J’ai commencé mes premiers pas dans la presse magazine en 1994 comme graphiste-maquettiste, et j’ai vu monter depuis 2009, une dégradation dans les relations humaines faisant place à des comportements déviants et sournois. J’ai dû faire face à des stratégies de de manipulation et de dévalorisation morale. Je me suis sentie bafouée dans mes valeurs de loyauté et d’intégrité.

Une progressive déshumanisation des rédactions

J’ai souvent été témoin de double discours dans le management des équipes qui d’un côté revendiquait haut et fort des valeurs d’équipes tandis que dans les faits, je n’étais plus autorisée à participer à aucune réunion de rédaction, la direction ayant décrétée qu’un rédacteur graphiste n’y était pas nécessaire. Avec l’arrivée des systèmes éditoriaux, ce mécanisme de déshumanisation s’est amplifié, enlevant tout point de vue au maquettiste (et pas qu’aux maquettistes) en le réduisant à de la technique, et en lui demandant quand même de s’impliquer dans la production, d’être créatif sur des sujets sur lesquels il n’avait ni tenants ni aboutissants et finir par s’entendre dire qu’il manquait d’initiative, preuve qu’il n’était pas à la hauteur de ses prétentions par son propre directeur artistique, faisant allusion à l’évaluation de fin d’année (qui est un véritable foutage de gueule). Lui-même mis sous pression et cachant ses peurs et ses incompétences à absorber des charges de responsabilité irréalistes adopte une attitude de contrôle en ne déléguant plus de responsabilité ni autonomie à l’équipe, tout en montrant son insatisfaction du manque de coopération par des brimades.

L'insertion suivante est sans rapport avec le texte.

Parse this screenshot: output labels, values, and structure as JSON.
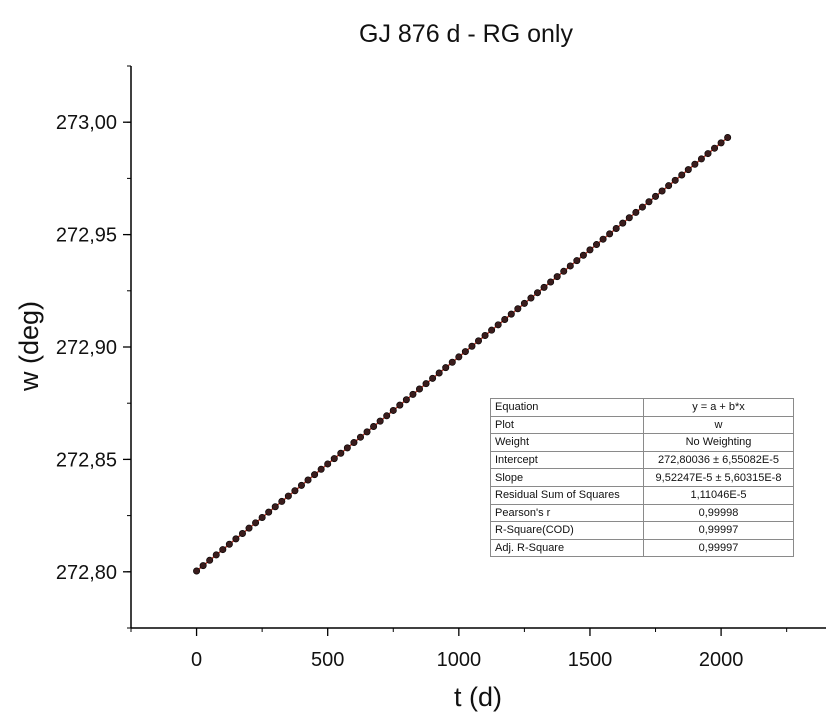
{
  "chart_data": {
    "type": "scatter",
    "title": "GJ 876 d - RG only",
    "xlabel": "t (d)",
    "ylabel": "w (deg)",
    "xlim": [
      -250,
      2400
    ],
    "ylim": [
      272.775,
      273.025
    ],
    "x_ticks": [
      0,
      500,
      1000,
      1500,
      2000
    ],
    "x_tick_labels": [
      "0",
      "500",
      "1000",
      "1500",
      "2000"
    ],
    "y_ticks": [
      272.8,
      272.85,
      272.9,
      272.95,
      273.0
    ],
    "y_tick_labels": [
      "272,80",
      "272,85",
      "272,90",
      "272,95",
      "273,00"
    ],
    "grid": false,
    "series": [
      {
        "fit": "linear",
        "intercept": 272.80036,
        "slope": 9.52247e-05,
        "x_start": 0,
        "x_end": 2025,
        "x_step": 25,
        "marker_color": "#3a1c1c",
        "line_color": "#c0392b"
      }
    ],
    "fit_table": [
      {
        "key": "Equation",
        "value": "y = a + b*x"
      },
      {
        "key": "Plot",
        "value": "w"
      },
      {
        "key": "Weight",
        "value": "No Weighting"
      },
      {
        "key": "Intercept",
        "value": "272,80036 ± 6,55082E-5"
      },
      {
        "key": "Slope",
        "value": "9,52247E-5 ± 5,60315E-8"
      },
      {
        "key": "Residual Sum of Squares",
        "value": "1,11046E-5"
      },
      {
        "key": "Pearson's r",
        "value": "0,99998"
      },
      {
        "key": "R-Square(COD)",
        "value": "0,99997"
      },
      {
        "key": "Adj. R-Square",
        "value": "0,99997"
      }
    ]
  }
}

Il n’était pas rare non plus de démotiver les équipes en lui demandant de faire des heures supplémentaires non justifiées pour rattraper le retard perdu par d’autres et par un manque d’organisation global alors que le dit-maquettiste s’était tourné les pouces une journée entière, parce que ça bloquait dans le flux de la copie, que pourtant le système éditorial était censé améliorer. Beaucoup d’abus de ce type et un comportement très culturel de faire croire aux autres que l’on a de la valeur dans son travail parce que l’on reste tard. Celui qui est efficace se voit alors très vite soupçonné de tire au flanc.

Ce ne sont pas des choses qui se disent, un regard suffit à culpabiliser surtout si celle-ci est honnête, rigoureuse et qu’elle ne peut rien dire.

Un maquettiste situé en bas de l’échelle est d’emblée considéré comme n’ayant rien à apporter ni rien à apprendre à sa hiérarchie sur la manière d’envisager le travail.

L’organisation pyramidale fait vite comprendre qu’à cette place-là votre parole ne vaut rien et qu’au contraire tout ce que vous allez pouvoir révéler sera utilisé pour mieux contrôler les troupes.

Les médiations pour régler des conflits d’autorité, ou les fameux séminaires censés remettre de la cohésion de groupe sont des miroirs aux alouettes qui ne sont jamais suivis d’actes et qui n’ont comme conséquences que d’infantiliser d’avantage et à renforcer un sentiment de mépris. Tout le monde y va de son ironie pour faire passer la valda tout en se goinfrant des petits fours et du champagne royalement offert par la direction pour montrer sa reconnaissance, tandis que des économies sont faites sur des fournitures de bureau et que dans le prochain déménagement, il n’est pas prévu d’étagères pour ranger les magazines ou les documents de travail.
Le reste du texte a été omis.